Savcı Yiğit, Çetinkaya’ya, Avrupa İnsan Hakları Sözleşmesi’nin 9. maddesindeki düşünce, vicdan ve din özgürlüğü ile 10. maddesindeki ifade özgürlüğü arasında öncelik verdiği özgürlük olup olmadığını sordu. Çetinkaya ise şu yanıtı verdi: “Her iki özgürlük de benim için eşittir. İfade özgürlüğü ve din, vicdan özgürlüğü arasında bir üstünlük kurmam. Din, dil, ırk, inanç ve her türlü ayrımcılığa hayatım boyunca karşı çıktım.” Çetinkaya, karikatürü yazısına neden koyduğu sorulunca ise şöyle konuştu: “O çizimin karikatür olduğunu düşünmüyorum. Bence bir çizimden ibarettir. Karikatürde bir alaycılık vardır. Bu çizimde alaycılık yok. Çizimdeki kişiden akan gözyaşları benim için dikkat çekiciydi. Herkesin inancı kendinedir. Ben insana insan olarak bakarım.” Çetinkaya’ya, yayımladığı çizimin Fransa ve Türkiye açısından yansımasının aynı olup olmayacağı, iki toplum arasındaki algının eşit değerlendirilip değerlendirilemeyeceği de soruldu. Çetinkaya ise “Benim amacım sadece teröre karşı duruş sergilemektir. O gözyaşı, bir Müslüman dindarın böyle bir terör eylemine karşı göstermiş olduğu duruşun gösterilmesidir. İki toplum arasındaki algılama farklılık gösterebilir” karşılığını verdi.
Başbakan’ı örnek verdi
Ceyda Karan ise ifadesinde şunları söyledi: “Amacım, Türkiye’nin müttefiki olan bir ülkenin uğradığı terör saldırısı karşısında, tıpkı Başbakan’ın, ifade özgürlüğünü savunmak üzere Paris’e giderek yürüyüşe katılarak sergilediği dayanışmanın bir benzerini, bir basın mensubu olarak sergilemektir. Yaşam hakkına yönelik her türlü saldırıya karşı, içinde saldırganlık, hakaret ya da şiddet içermeyen herhangi bir düşüncenin dile getirilmesini desteklemektir. Din ve vicdan özgürlüğü ile ifade özgürlüğü arasında öncelik kurmadım.”
İddia ispatlanmış değil
Avukat Bülent Utku, dosyada tek tip şikâyet dilekçelerinin olduğuna dikkat çekti. Dilekçelerdeki, Hz. Peygamber’in çiziminin yasaklandığı yönündeki iddianın ispatlanamadığını vurguladı: “Müvekkilin eyleminin suç olup olmadığının tespiti, İslam ulemasının yaklaşımına göre değil, ceza yasası kıstaslarına göre olacaktır. Yazarlarımız 216. maddeyle suçlanıyor. Bu suçun oluşması için iki halkın birbirlerine karşı kışkırtılması gerekir.”
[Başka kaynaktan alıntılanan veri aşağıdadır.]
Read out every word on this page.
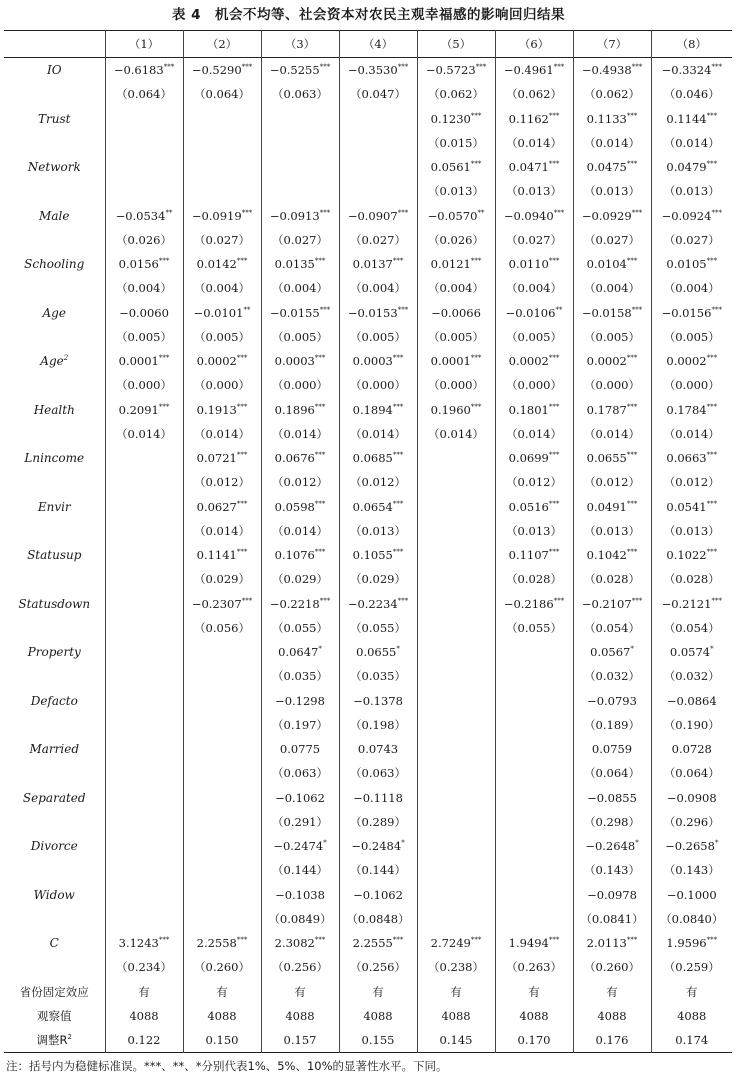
表 4　机会不均等、社会资本对农民主观幸福感的影响回归结果
	（1）	（2）	（3）	（4）	（5）	（6）	（7）	（8）
IO	−0.6183***	−0.5290***	−0.5255***	−0.3530***	−0.5723***	−0.4961***	−0.4938***	−0.3324***
	（0.064）	（0.064）	（0.063）	（0.047）	（0.062）	（0.062）	（0.062）	（0.046）
Trust					0.1230***	0.1162***	0.1133***	0.1144***
					（0.015）	（0.014）	（0.014）	（0.014）
Network					0.0561***	0.0471***	0.0475***	0.0479***
					（0.013）	（0.013）	（0.013）	（0.013）
Male	−0.0534**	−0.0919***	−0.0913***	−0.0907***	−0.0570**	−0.0940***	−0.0929***	−0.0924***
	（0.026）	（0.027）	（0.027）	（0.027）	（0.026）	（0.027）	（0.027）	（0.027）
Schooling	0.0156***	0.0142***	0.0135***	0.0137***	0.0121***	0.0110***	0.0104***	0.0105***
	（0.004）	（0.004）	（0.004）	（0.004）	（0.004）	（0.004）	（0.004）	（0.004）
Age	−0.0060	−0.0101**	−0.0155***	−0.0153***	−0.0066	−0.0106**	−0.0158***	−0.0156***
	（0.005）	（0.005）	（0.005）	（0.005）	（0.005）	（0.005）	（0.005）	（0.005）
Age$^2$	0.0001***	0.0002***	0.0003***	0.0003***	0.0001***	0.0002***	0.0002***	0.0002***
	（0.000）	（0.000）	（0.000）	（0.000）	（0.000）	（0.000）	（0.000）	（0.000）
Health	0.2091***	0.1913***	0.1896***	0.1894***	0.1960***	0.1801***	0.1787***	0.1784***
	（0.014）	（0.014）	（0.014）	（0.014）	（0.014）	（0.014）	（0.014）	（0.014）
Lnincome		0.0721***	0.0676***	0.0685***		0.0699***	0.0655***	0.0663***
		（0.012）	（0.012）	（0.012）		（0.012）	（0.012）	（0.012）
Envir		0.0627***	0.0598***	0.0654***		0.0516***	0.0491***	0.0541***
		（0.014）	（0.014）	（0.013）		（0.013）	（0.013）	（0.013）
Statusup		0.1141***	0.1076***	0.1055***		0.1107***	0.1042***	0.1022***
		（0.029）	（0.029）	（0.029）		（0.028）	（0.028）	（0.028）
Statusdown		−0.2307***	−0.2218***	−0.2234***		−0.2186***	−0.2107***	−0.2121***
		（0.056）	（0.055）	（0.055）		（0.055）	（0.054）	（0.054）
Property			0.0647*	0.0655*			0.0567*	0.0574*
			（0.035）	（0.035）			（0.032）	（0.032）
Defacto			−0.1298	−0.1378			−0.0793	−0.0864
			（0.197）	（0.198）			（0.189）	（0.190）
Married			0.0775	0.0743			0.0759	0.0728
			（0.063）	（0.063）			（0.064）	（0.064）
Separated			−0.1062	−0.1118			−0.0855	−0.0908
			（0.291）	（0.289）			（0.298）	（0.296）
Divorce			−0.2474*	−0.2484*			−0.2648*	−0.2658*
			（0.144）	（0.144）			（0.143）	（0.143）
Widow			−0.1038	−0.1062			−0.0978	−0.1000
			（0.0849）	（0.0848）			（0.0841）	（0.0840）
C	3.1243***	2.2558***	2.3082***	2.2555***	2.7249***	1.9494***	2.0113***	1.9596***
	（0.234）	（0.260）	（0.256）	（0.256）	（0.238）	（0.263）	（0.260）	（0.259）
省份固定效应	有	有	有	有	有	有	有	有
观察值	4088	4088	4088	4088	4088	4088	4088	4088
调整$R^2$	0.122	0.150	0.157	0.155	0.145	0.170	0.176	0.174
注：括号内为稳健标准误。***、**、*分别代表1%、5%、10%的显著性水平。下同。
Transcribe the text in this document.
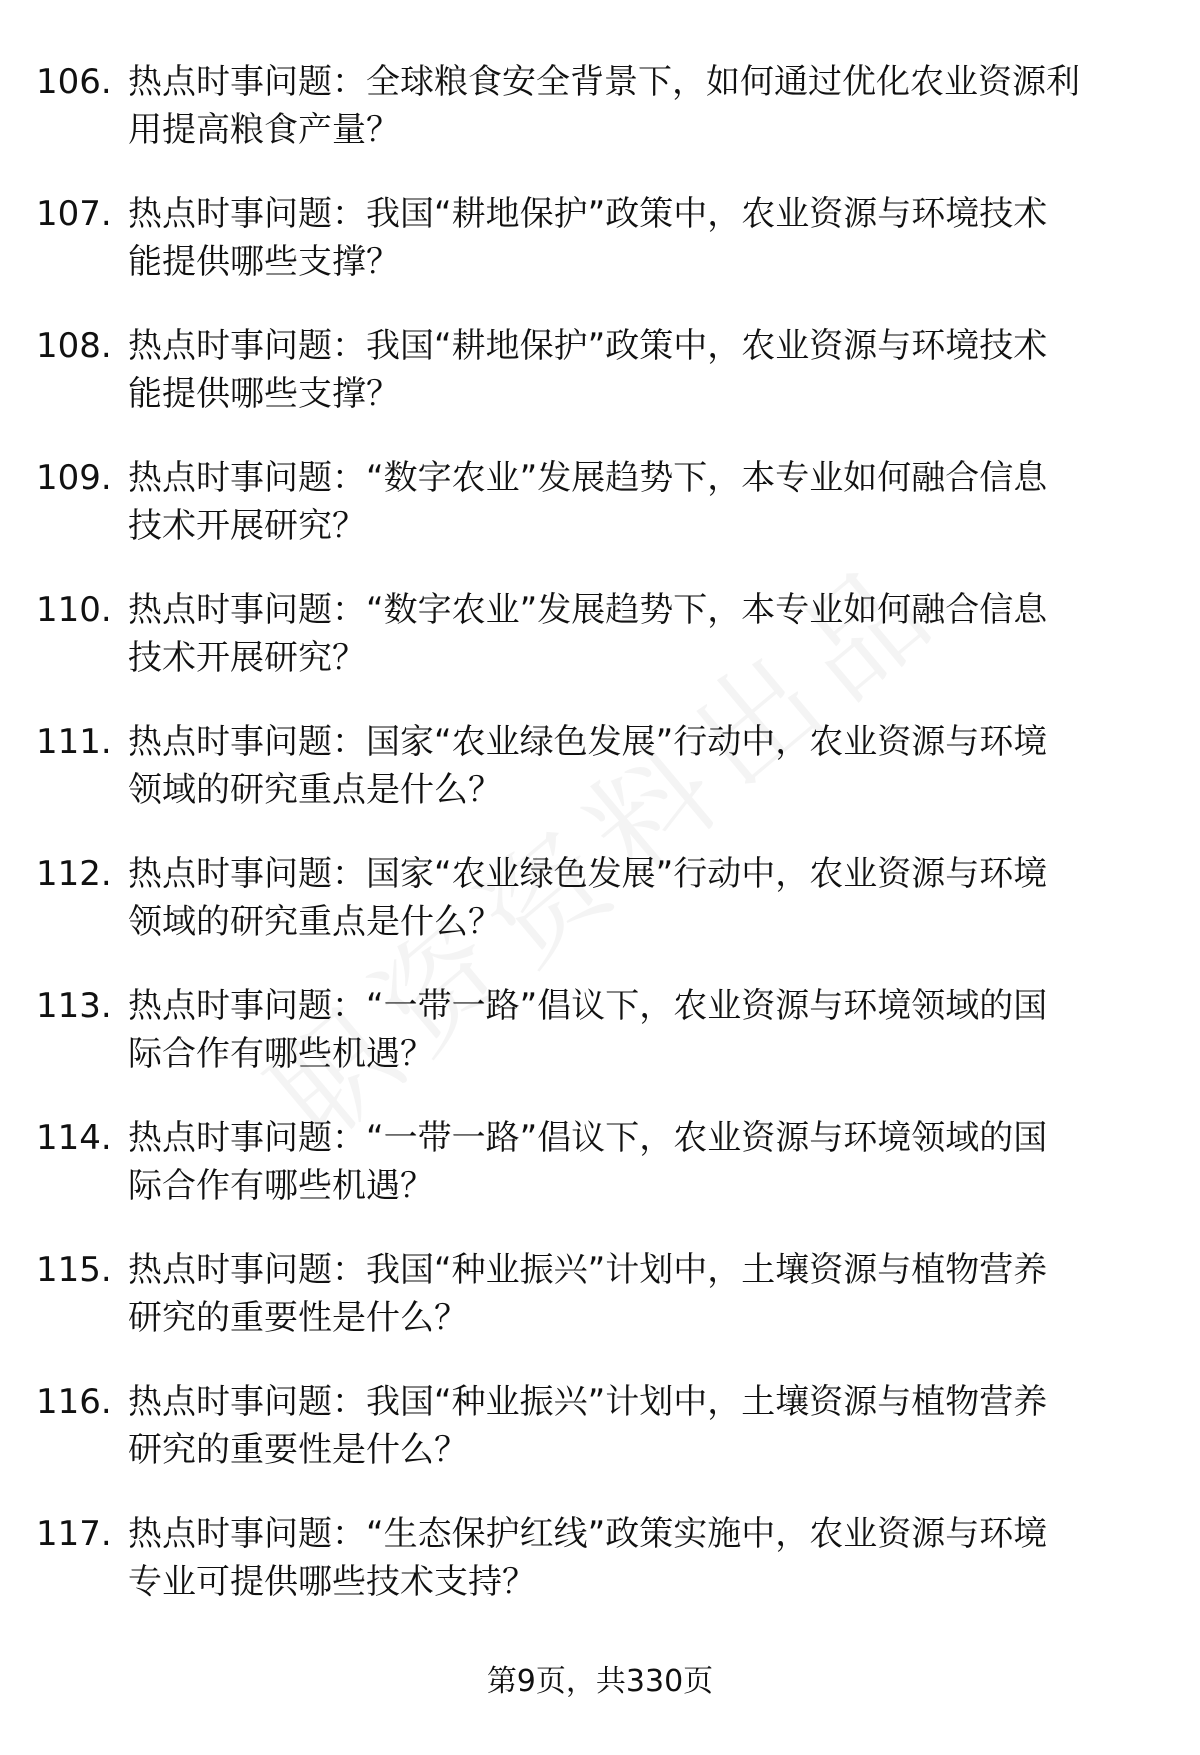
106. 热点时事问题：全球粮食安全背景下，如何通过优化农业资源利
用提高粮食产量？
107. 热点时事问题：我国“耕地保护”政策中，农业资源与环境技术
能提供哪些支撑？
108. 热点时事问题：我国“耕地保护”政策中，农业资源与环境技术
能提供哪些支撑？
109. 热点时事问题：“数字农业”发展趋势下，本专业如何融合信息
技术开展研究？
110. 热点时事问题：“数字农业”发展趋势下，本专业如何融合信息
技术开展研究？
111. 热点时事问题：国家“农业绿色发展”行动中，农业资源与环境
领域的研究重点是什么？
112. 热点时事问题：国家“农业绿色发展”行动中，农业资源与环境
领域的研究重点是什么？
113. 热点时事问题：“一带一路”倡议下，农业资源与环境领域的国
际合作有哪些机遇？
114. 热点时事问题：“一带一路”倡议下，农业资源与环境领域的国
际合作有哪些机遇？
115. 热点时事问题：我国“种业振兴”计划中，土壤资源与植物营养
研究的重要性是什么？
116. 热点时事问题：我国“种业振兴”计划中，土壤资源与植物营养
研究的重要性是什么？
117. 热点时事问题：“生态保护红线”政策实施中，农业资源与环境
专业可提供哪些技术支持？
第9页，共330页
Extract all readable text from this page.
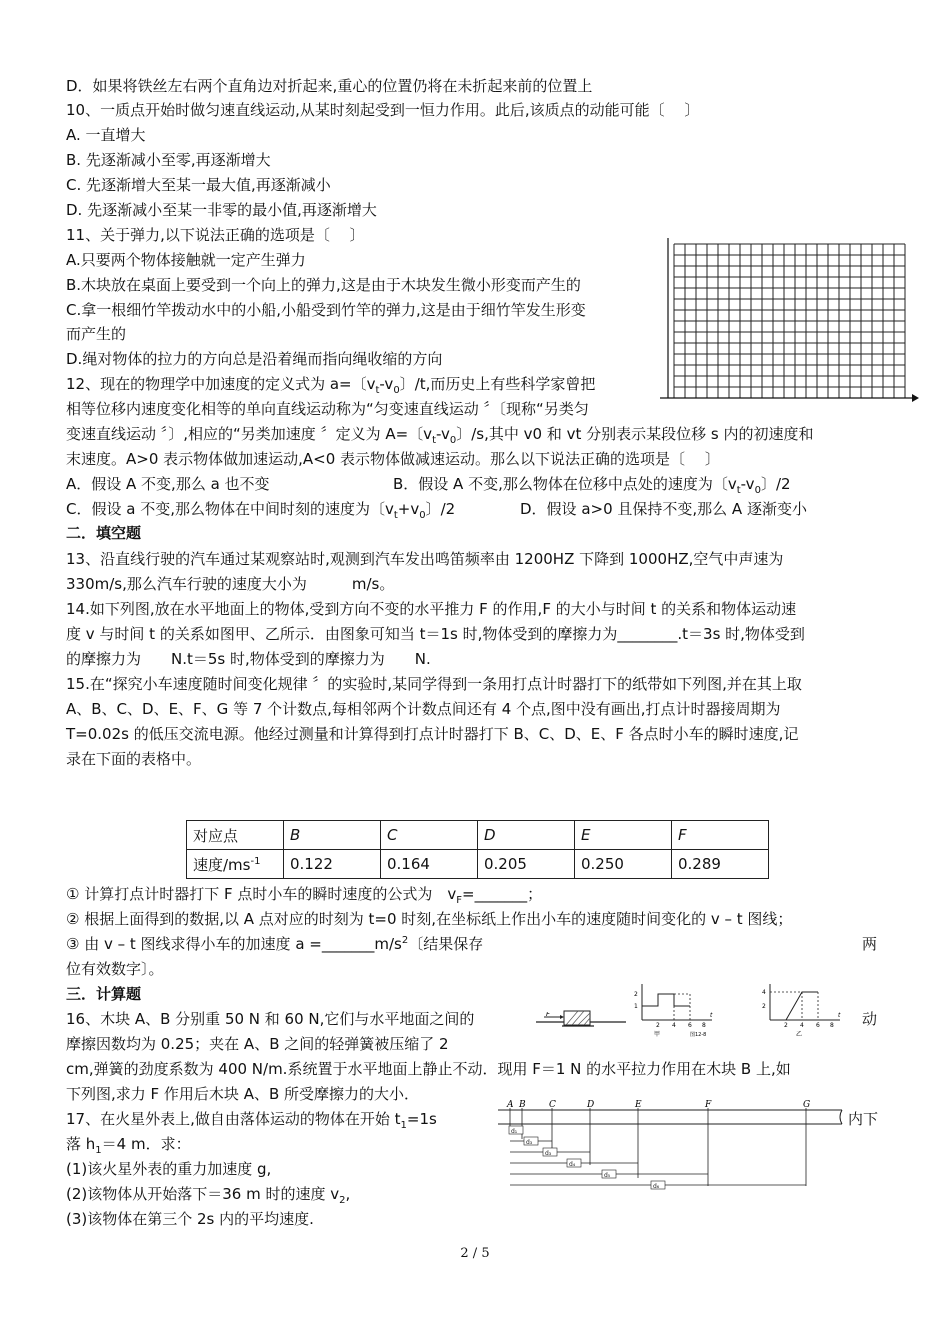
D．如果将铁丝左右两个直角边对折起来,重心的位置仍将在未折起来前的位置上
10、一质点开始时做匀速直线运动,从某时刻起受到一恒力作用。此后,该质点的动能可能〔　 〕
A. 一直增大
B. 先逐渐减小至零,再逐渐增大
C. 先逐渐增大至某一最大值,再逐渐减小
D. 先逐渐减小至某一非零的最小值,再逐渐增大
11、关于弹力,以下说法正确的选项是〔　 〕
A.只要两个物体接触就一定产生弹力
B.木块放在桌面上要受到一个向上的弹力,这是由于木块发生微小形变而产生的
C.拿一根细竹竿拨动水中的小船,小船受到竹竿的弹力,这是由于细竹竿发生形变
而产生的
D.绳对物体的拉力的方向总是沿着绳而指向绳收缩的方向
12、现在的物理学中加速度的定义式为 a=〔$v_t-v_0$〕/t,而历史上有些科学家曾把
相等位移内速度变化相等的单向直线运动称为“匀变速直线运动 〞〔现称“另类匀
变速直线运动 〞〕,相应的“另类加速度 〞定义为 A=〔$v_t-v_0$〕/s,其中 v0 和 vt 分别表示某段位移 s 内的初速度和
末速度。A>0 表示物体做加速运动,A<0 表示物体做减速运动。那么以下说法正确的选项是〔　 〕
A．假设 A 不变,那么 a 也不变	B．假设 A 不变,那么物体在位移中点处的速度为〔$v_t-v_0$〕/2
C．假设 a 不变,那么物体在中间时刻的速度为〔$v_t+v_0$〕/2	D．假设 a>0 且保持不变,那么 A 逐渐变小
二．填空题
13、沿直线行驶的汽车通过某观察站时,观测到汽车发出鸣笛频率由 1200HZ 下降到 1000HZ,空气中声速为
330m/s,那么汽车行驶的速度大小为　　　m/s。
14.如下列图,放在水平地面上的物体,受到方向不变的水平推力 F 的作用,F 的大小与时间 t 的关系和物体运动速
度 v 与时间 t 的关系如图甲、乙所示．由图象可知当 t＝1s 时,物体受到的摩擦力为________.t＝3s 时,物体受到
的摩擦力为　　N.t＝5s 时,物体受到的摩擦力为　　N.
15.在“探究小车速度随时间变化规律 〞的实验时,某同学得到一条用打点计时器打下的纸带如下列图,并在其上取
A、B、C、D、E、F、G 等 7 个计数点,每相邻两个计数点间还有 4 个点,图中没有画出,打点计时器接周期为
T=0.02s 的低压交流电源。他经过测量和计算得到打点计时器打下 B、C、D、E、F 各点时小车的瞬时速度,记
录在下面的表格中。
对应点	B	C	D	E	F
速度$/ms^{-1}$	0.122	0.164	0.205	0.250	0.289
① 计算打点计时器打下 F 点时小车的瞬时速度的公式为　$v_F=\_\_\_\_\_\_\_$；
② 根据上面得到的数据,以 A 点对应的时刻为 t=0 时刻,在坐标纸上作出小车的速度随时间变化的 v – t 图线；
③ 由 v – t 图线求得小车的加速度 $a =\_\_\_\_\_\_\_m/s^2$〔结果保存	两
位有效数字〕。
三．计算题
16、木块 A、B 分别重 50 N 和 60 N,它们与水平地面之间的	动
摩擦因数均为 0.25；夹在 A、B 之间的轻弹簧被压缩了 2
cm,弹簧的劲度系数为 400 N/m.系统置于水平地面上静止不动．现用 F＝1 N 的水平拉力作用在木块 B 上,如
下列图,求力 F 作用后木块 A、B 所受摩擦力的大小．
F
2
1
2 4 6 8
t
甲	图12-8
4
2
2 4 6 8
t
乙
17、在火星外表上,做自由落体运动的物体在开始 $t_1=1s$	内下
落 $h_1=4$ m．求：
(1)该火星外表的重力加速度 g,
(2)该物体从开始落下＝36 m 时的速度 $v_2$,
(3)该物体在第三个 2s 内的平均速度.
A B	C	D	E	F	G
d₁
d₃
d₃
d₄
d₅
d₆
2 / 5
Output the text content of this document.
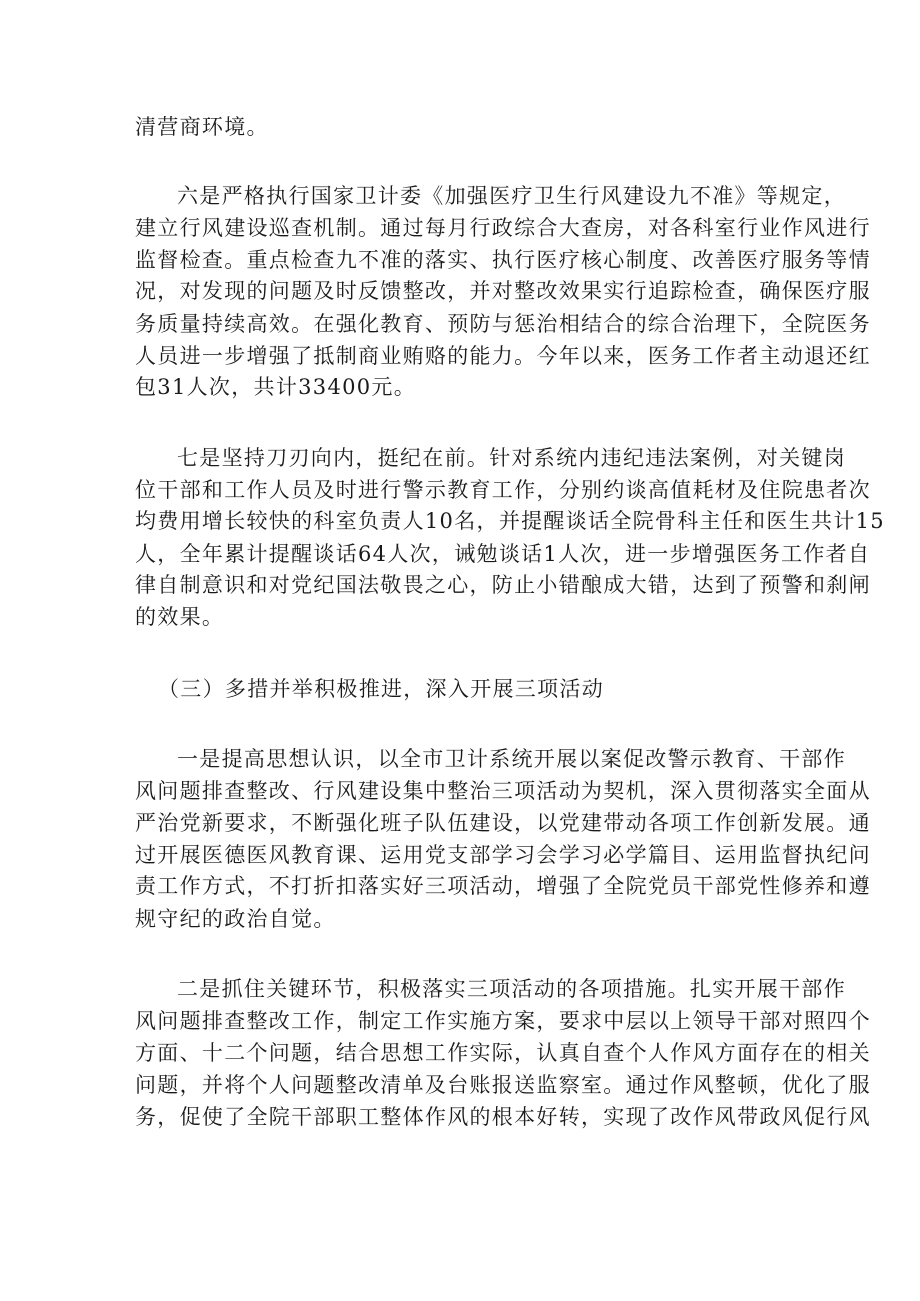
清营商环境。
六是严格执行国家卫计委《加强医疗卫生行风建设九不准》等规定，
建立行风建设巡查机制。通过每月行政综合大查房，对各科室行业作风进行
监督检查。重点检查九不准的落实、执行医疗核心制度、改善医疗服务等情
况，对发现的问题及时反馈整改，并对整改效果实行追踪检查，确保医疗服
务质量持续高效。在强化教育、预防与惩治相结合的综合治理下，全院医务
人员进一步增强了抵制商业贿赂的能力。今年以来，医务工作者主动退还红
包31人次，共计33400元。
七是坚持刀刃向内，挺纪在前。针对系统内违纪违法案例，对关键岗
位干部和工作人员及时进行警示教育工作，分别约谈高值耗材及住院患者次
均费用增长较快的科室负责人10名，并提醒谈话全院骨科主任和医生共计15
人，全年累计提醒谈话64人次，诫勉谈话1人次，进一步增强医务工作者自
律自制意识和对党纪国法敬畏之心，防止小错酿成大错，达到了预警和刹闸
的效果。
（三）多措并举积极推进，深入开展三项活动
一是提高思想认识，以全市卫计系统开展以案促改警示教育、干部作
风问题排查整改、行风建设集中整治三项活动为契机，深入贯彻落实全面从
严治党新要求，不断强化班子队伍建设，以党建带动各项工作创新发展。通
过开展医德医风教育课、运用党支部学习会学习必学篇目、运用监督执纪问
责工作方式，不打折扣落实好三项活动，增强了全院党员干部党性修养和遵
规守纪的政治自觉。
二是抓住关键环节，积极落实三项活动的各项措施。扎实开展干部作
风问题排查整改工作，制定工作实施方案，要求中层以上领导干部对照四个
方面、十二个问题，结合思想工作实际，认真自查个人作风方面存在的相关
问题，并将个人问题整改清单及台账报送监察室。通过作风整顿，优化了服
务，促使了全院干部职工整体作风的根本好转，实现了改作风带政风促行风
Hakaret değil barış çağrısı
Utku ve Pekin, savcıya, takipsizlik kararı verilmesi talebiyle, 9 sayfalık bir dilekçe de sundu. Dilekçede, “Bir insanın ya da bir peygamberin cinayetlere üzüldüğünü ifade etmek hakaret ya da saldırı oluşturmaz. Müvekkillerin dayanıştığı insanlar, tam 12 silahsız arkadaşlarını henüz bir hafta önce terör saldırısında kaybetmiş insanlardır. Buna rağmen kin tutmamakta, ‘Eğer siz üzgünseniz, her şey affedildi’ diyecek kadar insani bir tavır almayı başarmaktadırlar. Barış ve diyalog yanlısı bir yayın söz konusudur” denildi.